Zatem często okazuje się, że pacjenci z migreną przewlekłą wymagają opieki nie tylko neurologa.
„Wszystkie choroby towarzyszące wymagają konsultacji z konkretnym specjalistą. Jednak jedną z najbardziej pomijanych, a groźnych dla zdrowia i życia pacjentów jest depresja. Dlatego po pierwsze musimy zarówno my, lekarze, jak i sami pacjenci i ich otoczenie zwracać uwagę na wystąpienie objawów depresji i szybką reakcję. Po drugie musimy w końcu zapewnić tym pacjentom skuteczną terapię, która pozwoli zmniejszyć liczbę ataków, w efekcie ograniczając liczbę dni wypełnionych bólem, które są głównym powodem występowania stanów depresyjnych” - uważa dr Magdalena Boczarska-Jedynak, specjalistka z dziedziny neurologii, prowadząca własną praktykę lekarską w Oświęcimiu.
Jak leczy się migrenę?
Niestety, w przypadku migreny nie sprawdzają się zwykłe leki przeciwbólowe. Konieczne jest włączenie adekwatnej terapii profilaktycznej, która jednak często obciążona jest działaniami niepożądanymi lub niską skutecznością. To powoduje, że pacjenci często rezygnują z terapii. Ponadto równoczesne leczenie migreny i towarzyszącej jej depresji jest bardzo trudne.

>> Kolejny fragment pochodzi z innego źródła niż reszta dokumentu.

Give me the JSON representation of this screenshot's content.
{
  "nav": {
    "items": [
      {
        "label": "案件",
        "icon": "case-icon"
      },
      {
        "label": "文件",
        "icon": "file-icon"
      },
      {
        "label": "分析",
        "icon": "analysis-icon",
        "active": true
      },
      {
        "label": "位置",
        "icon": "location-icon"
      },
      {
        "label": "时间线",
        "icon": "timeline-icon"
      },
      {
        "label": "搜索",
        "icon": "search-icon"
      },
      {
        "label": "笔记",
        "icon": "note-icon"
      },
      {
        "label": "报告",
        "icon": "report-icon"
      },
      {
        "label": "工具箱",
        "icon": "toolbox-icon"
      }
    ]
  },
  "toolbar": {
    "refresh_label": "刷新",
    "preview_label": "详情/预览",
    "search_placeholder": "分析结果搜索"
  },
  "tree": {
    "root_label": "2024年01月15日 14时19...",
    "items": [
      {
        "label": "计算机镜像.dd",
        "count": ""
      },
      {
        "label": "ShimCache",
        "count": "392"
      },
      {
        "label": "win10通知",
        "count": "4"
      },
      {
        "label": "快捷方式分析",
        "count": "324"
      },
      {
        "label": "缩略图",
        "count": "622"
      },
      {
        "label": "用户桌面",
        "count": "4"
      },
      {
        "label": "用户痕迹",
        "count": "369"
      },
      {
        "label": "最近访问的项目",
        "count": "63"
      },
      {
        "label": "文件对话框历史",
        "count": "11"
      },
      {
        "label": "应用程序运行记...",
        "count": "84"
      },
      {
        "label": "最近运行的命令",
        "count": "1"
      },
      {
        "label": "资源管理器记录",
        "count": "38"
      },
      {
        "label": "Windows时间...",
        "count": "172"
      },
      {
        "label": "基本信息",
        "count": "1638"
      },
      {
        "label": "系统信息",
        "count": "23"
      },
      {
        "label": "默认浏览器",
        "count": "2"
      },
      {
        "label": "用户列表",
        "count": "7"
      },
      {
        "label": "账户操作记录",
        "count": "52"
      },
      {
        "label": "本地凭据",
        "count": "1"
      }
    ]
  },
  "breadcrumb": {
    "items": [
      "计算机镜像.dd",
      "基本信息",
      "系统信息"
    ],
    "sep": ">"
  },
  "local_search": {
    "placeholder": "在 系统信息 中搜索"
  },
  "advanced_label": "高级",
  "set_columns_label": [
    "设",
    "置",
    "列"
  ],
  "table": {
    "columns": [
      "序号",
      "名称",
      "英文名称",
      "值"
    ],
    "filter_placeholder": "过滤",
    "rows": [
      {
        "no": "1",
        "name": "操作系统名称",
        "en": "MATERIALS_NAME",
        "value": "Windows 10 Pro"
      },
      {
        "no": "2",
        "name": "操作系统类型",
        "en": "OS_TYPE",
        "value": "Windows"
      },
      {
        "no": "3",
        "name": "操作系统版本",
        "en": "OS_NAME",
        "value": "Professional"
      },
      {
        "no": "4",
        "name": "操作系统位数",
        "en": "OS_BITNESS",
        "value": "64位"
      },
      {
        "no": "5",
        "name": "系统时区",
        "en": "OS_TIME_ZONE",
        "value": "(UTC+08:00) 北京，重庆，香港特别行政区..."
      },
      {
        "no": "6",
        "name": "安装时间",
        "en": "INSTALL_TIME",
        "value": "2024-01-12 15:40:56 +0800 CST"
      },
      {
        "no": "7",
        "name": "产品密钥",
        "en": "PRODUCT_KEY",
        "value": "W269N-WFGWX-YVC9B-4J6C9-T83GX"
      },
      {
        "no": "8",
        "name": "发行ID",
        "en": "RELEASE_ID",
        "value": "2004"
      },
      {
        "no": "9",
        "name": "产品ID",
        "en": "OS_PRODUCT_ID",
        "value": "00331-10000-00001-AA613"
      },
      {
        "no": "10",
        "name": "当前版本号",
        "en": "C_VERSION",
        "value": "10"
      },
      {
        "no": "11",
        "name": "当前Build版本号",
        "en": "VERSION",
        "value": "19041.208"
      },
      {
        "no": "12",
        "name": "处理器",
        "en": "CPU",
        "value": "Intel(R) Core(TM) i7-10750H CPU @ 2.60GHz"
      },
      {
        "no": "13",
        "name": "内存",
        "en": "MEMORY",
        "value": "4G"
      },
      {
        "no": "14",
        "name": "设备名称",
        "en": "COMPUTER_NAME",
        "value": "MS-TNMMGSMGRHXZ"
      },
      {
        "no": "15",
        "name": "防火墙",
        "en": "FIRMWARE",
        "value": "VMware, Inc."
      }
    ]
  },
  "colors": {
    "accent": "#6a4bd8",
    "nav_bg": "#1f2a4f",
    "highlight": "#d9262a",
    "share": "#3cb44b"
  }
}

„Doustne terapie profilaktyczne zalecane w migrenie przewlekłej opierają się na lekach stosowanych w innych chorobach (należą do nich leki z grup przeciwpadaczkowych, przeciwdepresyjnych, przeciwnadciśnieniowych), które obarczone są licznymi działaniami niepożądanymi, względną skutecznością oraz słabą tolerancją i adherencją. Niska skuteczność leczenia i długotrwały ból, którego nie sposób uśmierzyć powodują, że wielu pacjentów nadużywa leków przeciwbólowych” – podkreśla prof. Konrad Rejdak, neurolog, kierownik Katedry i Kliniki Neurologii oraz prodziekan Wydziału Lekarskiego Uniwersytetu Medycznego w Lublinie, prezes elekt Polskiego Towarzystwa Neurologicznego.